The night before the Toronto Film Festival's orgy of cinema begins, a sensible person would be resting his eyes. But instead, I rushed out to the mall to see a movie as elusive as any of the festival's global treats. In its finite wisdom, 20th Century Fox chose to release Mike Judge's Idiocracy in only seven cities in North America, and this is one of them. In fact, it's about as close to Philadelphia as the movie is likely to come.

A dumper among dumpers, Idiocracy has been released with a minimum of fanfare (Fox's Web site doesn't even acknowledge its existence), so it's somehow fitting that when I turn up at a gleaming multiplex looking for the 7:30 show, I'm redirected to the run-down complex across the street, where a crowd of about eight awaits the evening show.

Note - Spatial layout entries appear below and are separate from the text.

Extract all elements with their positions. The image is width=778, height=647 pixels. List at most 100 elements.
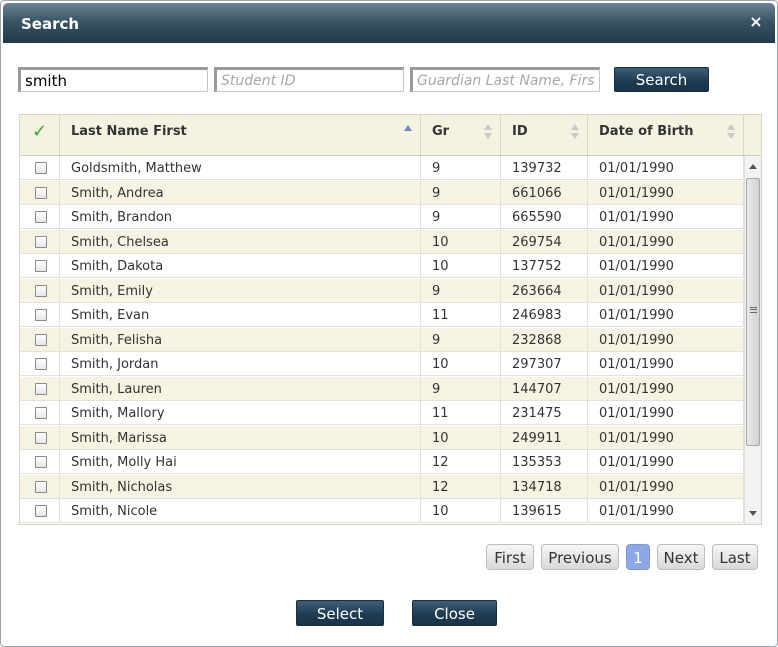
student-id: 249911 [501, 425, 588, 450]
row-select-cell [20, 425, 60, 450]
row-checkbox[interactable] [35, 162, 47, 174]
row-checkbox[interactable] [35, 186, 47, 199]
student-id-input[interactable] [214, 67, 404, 92]
row-checkbox[interactable] [35, 382, 47, 395]
student-name: Smith, Lauren [60, 376, 421, 401]
table-row[interactable]: Smith, Chelsea 10 269754 01/01/1990 [20, 229, 744, 254]
table-row[interactable]: Smith, Nicholas 12 134718 01/01/1990 [20, 474, 744, 499]
row-checkbox[interactable] [35, 456, 47, 468]
dialog-title: Search [21, 15, 80, 33]
student-grade: 10 [421, 229, 501, 254]
table-row[interactable]: Smith, Dakota 10 137752 01/01/1990 [20, 254, 744, 278]
student-dob: 01/01/1990 [588, 303, 744, 327]
previous-page-button[interactable]: Previous [541, 544, 619, 570]
student-dob: 01/01/1990 [588, 425, 744, 450]
student-id: 134718 [501, 474, 588, 499]
guardian-name-input[interactable] [410, 67, 600, 92]
column-header-last-name[interactable]: Last Name First [60, 115, 421, 155]
search-button[interactable]: Search [614, 67, 709, 92]
scroll-up-arrow-icon[interactable] [749, 164, 757, 169]
student-name: Smith, Marissa [60, 425, 421, 450]
row-checkbox[interactable] [35, 480, 47, 493]
select-button[interactable]: Select [296, 600, 384, 626]
student-grade: 10 [421, 499, 501, 523]
column-header-id[interactable]: ID [501, 115, 588, 155]
student-grade: 9 [421, 156, 501, 180]
student-grade: 10 [421, 352, 501, 376]
student-dob: 01/01/1990 [588, 499, 744, 523]
scroll-down-arrow-icon[interactable] [749, 511, 757, 516]
row-checkbox[interactable] [35, 407, 47, 419]
column-header-grade[interactable]: Gr [421, 115, 501, 155]
student-name: Smith, Molly Hai [60, 450, 421, 474]
student-grade: 9 [421, 278, 501, 303]
table-row[interactable]: Smith, Marissa 10 249911 01/01/1990 [20, 425, 744, 450]
row-checkbox[interactable] [35, 358, 47, 370]
table-row[interactable]: Smith, Brandon 9 665590 01/01/1990 [20, 205, 744, 229]
row-select-cell [20, 303, 60, 327]
row-checkbox[interactable] [35, 333, 47, 346]
column-header-dob[interactable]: Date of Birth [588, 115, 744, 155]
table-row[interactable]: Smith, Nicole 10 139615 01/01/1990 [20, 499, 744, 523]
last-page-button[interactable]: Last [712, 544, 758, 570]
row-select-cell [20, 474, 60, 499]
table-row[interactable]: Goldsmith, Matthew 9 139732 01/01/1990 [20, 156, 744, 180]
row-checkbox[interactable] [35, 431, 47, 444]
student-grade: 9 [421, 205, 501, 229]
student-id: 137752 [501, 254, 588, 278]
row-select-cell [20, 229, 60, 254]
student-dob: 01/01/1990 [588, 352, 744, 376]
last-name-input[interactable] [18, 67, 208, 92]
student-dob: 01/01/1990 [588, 401, 744, 425]
student-id: 269754 [501, 229, 588, 254]
next-page-button[interactable]: Next [657, 544, 705, 570]
row-select-cell [20, 401, 60, 425]
student-dob: 01/01/1990 [588, 278, 744, 303]
student-grade: 10 [421, 254, 501, 278]
student-dob: 01/01/1990 [588, 254, 744, 278]
student-id: 232868 [501, 327, 588, 352]
student-name: Smith, Chelsea [60, 229, 421, 254]
row-select-cell [20, 376, 60, 401]
student-name: Smith, Andrea [60, 180, 421, 205]
row-checkbox[interactable] [35, 211, 47, 223]
table-row[interactable]: Smith, Felisha 9 232868 01/01/1990 [20, 327, 744, 352]
table-row[interactable]: Smith, Lauren 9 144707 01/01/1990 [20, 376, 744, 401]
select-all-check-icon[interactable]: ✓ [20, 115, 60, 155]
column-label: Gr [432, 124, 450, 139]
row-select-cell [20, 205, 60, 229]
row-select-cell [20, 278, 60, 303]
table-row[interactable]: Smith, Evan 11 246983 01/01/1990 [20, 303, 744, 327]
row-select-cell [20, 352, 60, 376]
row-checkbox[interactable] [35, 284, 47, 297]
scrollbar-thumb[interactable] [746, 178, 760, 446]
sort-icon [484, 124, 492, 142]
student-dob: 01/01/1990 [588, 180, 744, 205]
student-grade: 11 [421, 303, 501, 327]
row-checkbox[interactable] [35, 505, 47, 517]
table-row[interactable]: Smith, Mallory 11 231475 01/01/1990 [20, 401, 744, 425]
table-row[interactable]: Smith, Andrea 9 661066 01/01/1990 [20, 180, 744, 205]
table-row[interactable]: Smith, Molly Hai 12 135353 01/01/1990 [20, 450, 744, 474]
row-checkbox[interactable] [35, 309, 47, 321]
close-icon[interactable]: × [747, 13, 765, 31]
sort-icon [727, 124, 735, 142]
sort-icon [571, 124, 579, 142]
student-grade: 12 [421, 450, 501, 474]
student-name: Smith, Felisha [60, 327, 421, 352]
table-row[interactable]: Smith, Emily 9 263664 01/01/1990 [20, 278, 744, 303]
student-name: Smith, Evan [60, 303, 421, 327]
student-name: Smith, Brandon [60, 205, 421, 229]
row-checkbox[interactable] [35, 235, 47, 248]
close-button[interactable]: Close [412, 600, 497, 626]
current-page-indicator[interactable]: 1 [626, 544, 650, 570]
first-page-button[interactable]: First [486, 544, 534, 570]
student-dob: 01/01/1990 [588, 474, 744, 499]
student-dob: 01/01/1990 [588, 327, 744, 352]
row-checkbox[interactable] [35, 260, 47, 272]
table-row[interactable]: Smith, Jordan 10 297307 01/01/1990 [20, 352, 744, 376]
grid-scrollbar[interactable] [744, 156, 761, 524]
grid-body: Goldsmith, Matthew 9 139732 01/01/1990 Smith… [20, 156, 744, 524]
dialog-titlebar[interactable]: Search × [3, 3, 775, 43]
student-id: 246983 [501, 303, 588, 327]
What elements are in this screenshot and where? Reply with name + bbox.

In Judge's dystopian satire, Luke Wilson plays an unremarkable Army librarian whose ultra-averageness makes him the ideal test subject for a secret government experiment. Five hundred years later, he and Maya Rudolph's flash-frozen streetwalker awaken in a radically dumbed-down nation now known as "Uhmerica." On this planet of the mouth-breathers, crudity rules: Starbucks doles out handjobs instead of lattes, and a popular TV show features a man getting repeatedly whacked in the balls. Sports drinks have replaced water, even in agriculture, and corporate logos cover every inch of the landscape, as well as a few patches of available skin. Familiar brands take a pounding, but Judge crams the frame with punnish byproducts, too many to be grasped in a single viewing.

Judge is a plodding filmmaker, and while Office Space's lackluster shots might have passed as an extension of cubicle drudgery, Idiocracy's turgidity is a bit of a drag. But if Judge's vision of a future where the lowest common denominator has dropped through the floor never quite grabs hold, it's still twice the movie Talladega Nights was — the difference being that Idiocracy's targets didn't pay for the insult.